Traveling with kids sometimes feels a little more like a National Lampoon Vacation movie than a Norman Rockwell painting. As Deborah so aptly phrased it, “It’s a TRIP, not a vacation. If you realize this, you won’t be disappointed in the little bit of relaxation you actually get.” Keep your expectations reasonable or you and your kids will end up annoyed and frustrated. These are not the memories you wish to cultivate.
But there are things that can make travel with kids easier and more enjoyable for everyone. Leigh says, “A DVD player is a must with kids. I can’t believe we held out for as long as we did.” And Sherry says that for road trips, headphones for the kids’ entertainment are important “so you can have some quiet. It is your vacation too.” Deb recommends “lots of stops along the way–don’t try to be in a hurry, but try to enjoy the drive and what you’re seeing.” Mel summed up many people’s advice when she suggested, “Take lots of snacks; have things to do on hand. Be ready to stop and get out to see things, even just to get them out of the car for little bits at a time. Travel with an exploring, inquisitive attitude.”
If you’re flying to your destination, Erin has heard that the best (cheapest) time to book a flight is Tuesdays at 3:00 p.m. Eastern time. Jodi says, “I like using Bing’s fare predictor. It tells you if it’s a good time to buy or if you should wait. They purchased the technology from a small company based in MA and I’ve found it to be accurate.” The money you save on airfare can go toward enjoying your destination a little bit more.
How do you decide on a destination? For a lot of people, returning to the same place year after year is a tradition that builds layers of memories. Others want to keep covering new ground. Deb knows of a family whose family vacation each year focuses on a different part of the USA. They’ve driven through most of the states, flown to Hawaii and cruised to Alaska! Many of us are in-between: the annual long weekend at Grandma’s lake cottage, plus a trip somewhere else we’ve always wanted to see. Jodi says, “To be honest, we have a hard time going somewhere new – we like returning to our old favorites. So we try to do a mix.”
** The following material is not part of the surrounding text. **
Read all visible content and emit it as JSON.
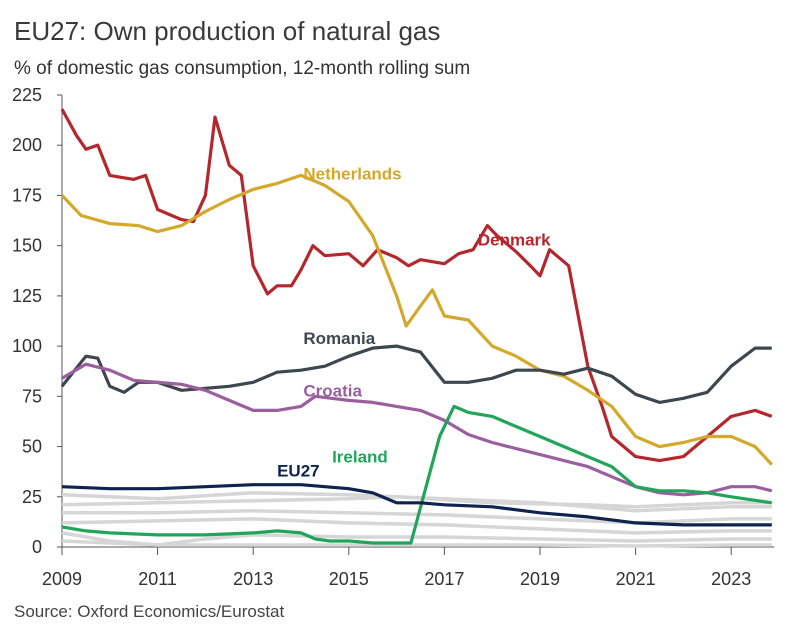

How many of the places on this list would you like to travel to with your family?
– The Grand Canyon
– Route 66 (for some, the ultimate road trip)
– Prince Edward Island
– South Africa
– Washington, DC
– New York City
– Disneyland or Disney World
– Quebec City
– Mt. Rushmore
– Asheville, NC
– Niagara Falls
– Phoenix, AZ for baseball spring training
– The Great Smoky Mountains
If this list inspires you, check out Jodi’s Travel Bucket List…and get started on your own! Go to as many of them with your kids as you can. You’re not just taking them somewhere. You’re giving them memories that someday will take them back.